Exploring probabilistic modeling and the future of math

Robert H. P. Engels
Oct 23, 2023

Some days you get these chains of interesting events following up on each other.

This morning I read the “GPT can solve math[.. ]” paper (https://lnkd.in/dzd7K3sx), then I read some responses to that (o.a. Gary Marcus, X-tweets etc). During and after the TED AI I had many interesting discussions on the topic of probabilistic modelling vs models of math as we know (knew?) it, and this paper sparked some thoughts (so: mission accomplished).

It occurs to me that we have a generation of PhD students building LLMs that have probably not really got interested model thinking and mathematical proofs. I.e. the thinking behind Einsteins´ relativity theory, the thinking behind Euler’s Graph theory, the type of thinking that led (indeed) to a mathematical model that you can implement in a calculator (low footprint), calculates correctly (100% trustworthy) and in addition can calculate things 100% correct on input unseen before.

The question really condenses down to the fact whether you believe in the abstraction capability in current algorithms used for training todays LLMs. Are attention layers at all able to build abstractions on their own (and not regurgitating from abstractions it got ready-served by humans)? Optimism in the Valley is big, just add more data and the problem will go away.

But without changing the underlying attention layer design this seems to be a fallacy. Learning to abstract really means to build metalevels on your information, condense signals and their relations. That is something different as predicting chains of tokens. Such an abstraction layer can be seen as building a 3D puzzle, whereas current attention mechanisms seem single-layered. With a single layer, the most you can build is a 2D puzzle.

With that picture in mind, you can observe that current solutions by LLM suppliers is to extend the 2D puzzle, making it larger (adding more data from all over), or giving it higher resolution for a specific task (like the math paper mentioned above). But no sincere attempts seem to have been made yet to build a 3D picture, which would mean to rock the foundation of the foundation models and rebuild the attention layer mechanism to cover for this deficit.

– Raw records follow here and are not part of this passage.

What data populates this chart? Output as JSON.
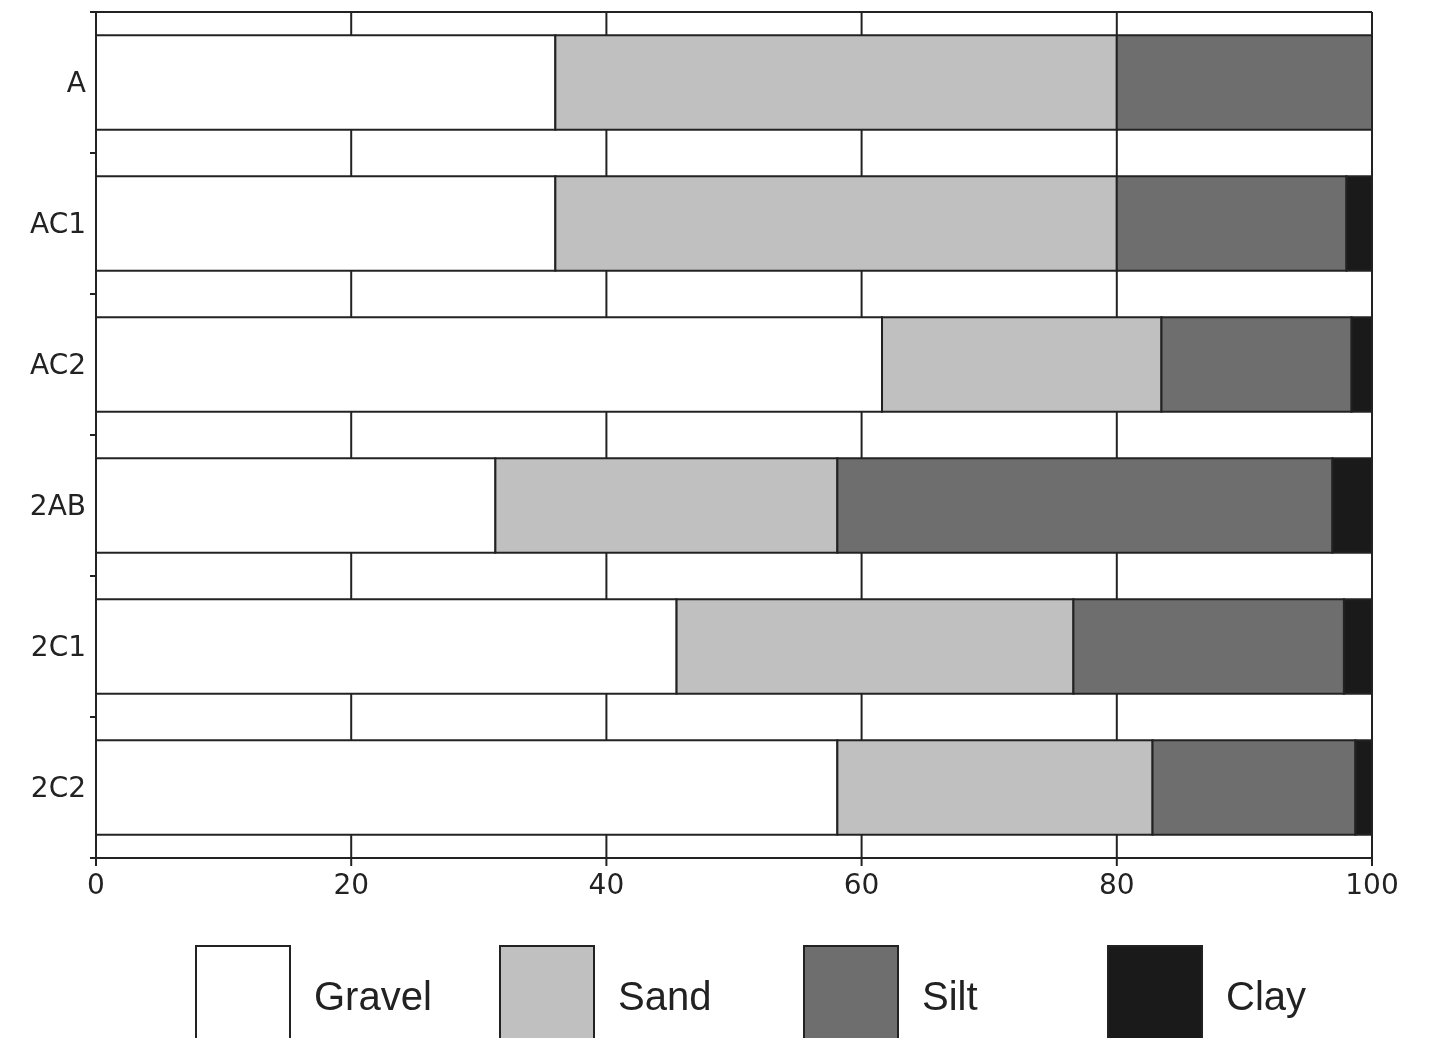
{
  "chart_data": {
    "type": "bar",
    "orientation": "horizontal",
    "stacked": true,
    "categories": [
      "A",
      "AC1",
      "AC2",
      "2AB",
      "2C1",
      "2C2"
    ],
    "series": [
      {
        "name": "Gravel",
        "color": "#ffffff",
        "values": [
          36,
          36,
          61.6,
          31.3,
          45.5,
          58.1
        ]
      },
      {
        "name": "Sand",
        "color": "#c0c0c0",
        "values": [
          44,
          44,
          21.9,
          26.8,
          31.1,
          24.7
        ]
      },
      {
        "name": "Silt",
        "color": "#6e6e6e",
        "values": [
          20,
          18,
          14.9,
          38.8,
          21.2,
          15.9
        ]
      },
      {
        "name": "Clay",
        "color": "#1a1a1a",
        "values": [
          0,
          2,
          1.6,
          3.1,
          2.2,
          1.3
        ]
      }
    ],
    "xlim": [
      0,
      100
    ],
    "xticks": [
      0,
      20,
      40,
      60,
      80,
      100
    ],
    "grid": "x",
    "legend": "bottom"
  }
}
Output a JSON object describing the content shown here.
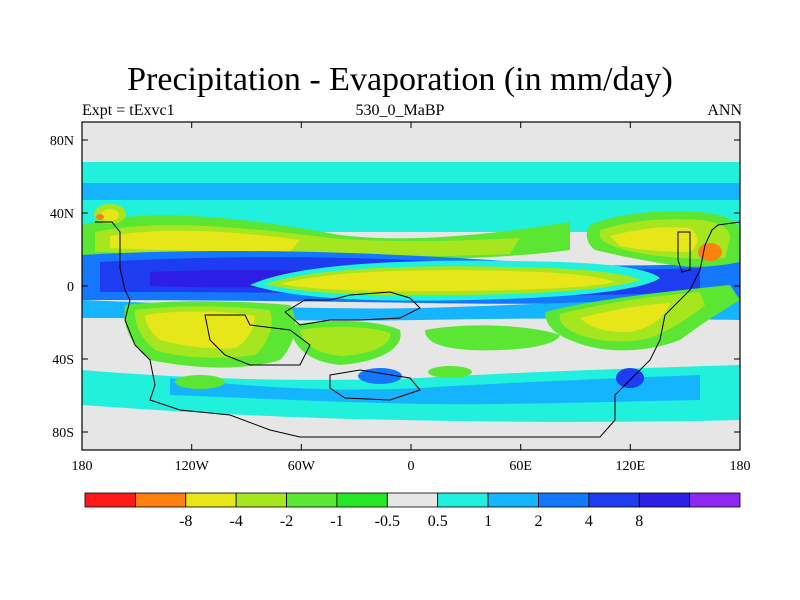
{
  "title": "Precipitation - Evaporation (in mm/day)",
  "subtitle_left": "Expt = tExvc1",
  "subtitle_center": "530_0_MaBP",
  "subtitle_right": "ANN",
  "lat_labels": [
    "80N",
    "40N",
    "0",
    "40S",
    "80S"
  ],
  "lon_labels": [
    "180",
    "120W",
    "60W",
    "0",
    "60E",
    "120E",
    "180"
  ],
  "colorbar": {
    "colors": [
      "#ff1a1a",
      "#ff7f11",
      "#e6e619",
      "#a6e61e",
      "#5ae632",
      "#28e628",
      "#e6e6e6",
      "#20f0dc",
      "#14b4ff",
      "#1478ff",
      "#1e3cf0",
      "#2d1ee6",
      "#8c28f0"
    ],
    "labels": [
      "-8",
      "-4",
      "-2",
      "-1",
      "-0.5",
      "0.5",
      "1",
      "2",
      "4",
      "8"
    ]
  },
  "chart_data": {
    "type": "heatmap",
    "title": "Precipitation - Evaporation (in mm/day)",
    "variable": "P-E",
    "units": "mm/day",
    "x_range": [
      -180,
      180
    ],
    "y_range": [
      -90,
      90
    ],
    "contour_levels": [
      -8,
      -4,
      -2,
      -1,
      -0.5,
      0.5,
      1,
      2,
      4,
      8
    ],
    "xticks": [
      "180",
      "120W",
      "60W",
      "0",
      "60E",
      "120E",
      "180"
    ],
    "yticks": [
      "80N",
      "40N",
      "0",
      "40S",
      "80S"
    ]
  }
}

Until then, let’s focus on getting functions to work reliable and off-load model-based tasks (math, engineering, logic, reasoning) to external capability agents and stop pretending that 2D can become 3D without changing the foundation.

Meet the author

Robert Engels

Global CTIO and Head of Lab for AI Futures and Insights & Data
Robert is an innovation lead and a thought leader in several sectors and regions, and holds the position of Chief Technology Officer for Northern and Central Europe in our Insights & Data Global Business Line. Based in Norway, he is a known lecturer, public speaker, and panel moderator. Robert holds a PhD in artificial intelligence from the Technical University of Karlsruhe (KIT), Germany.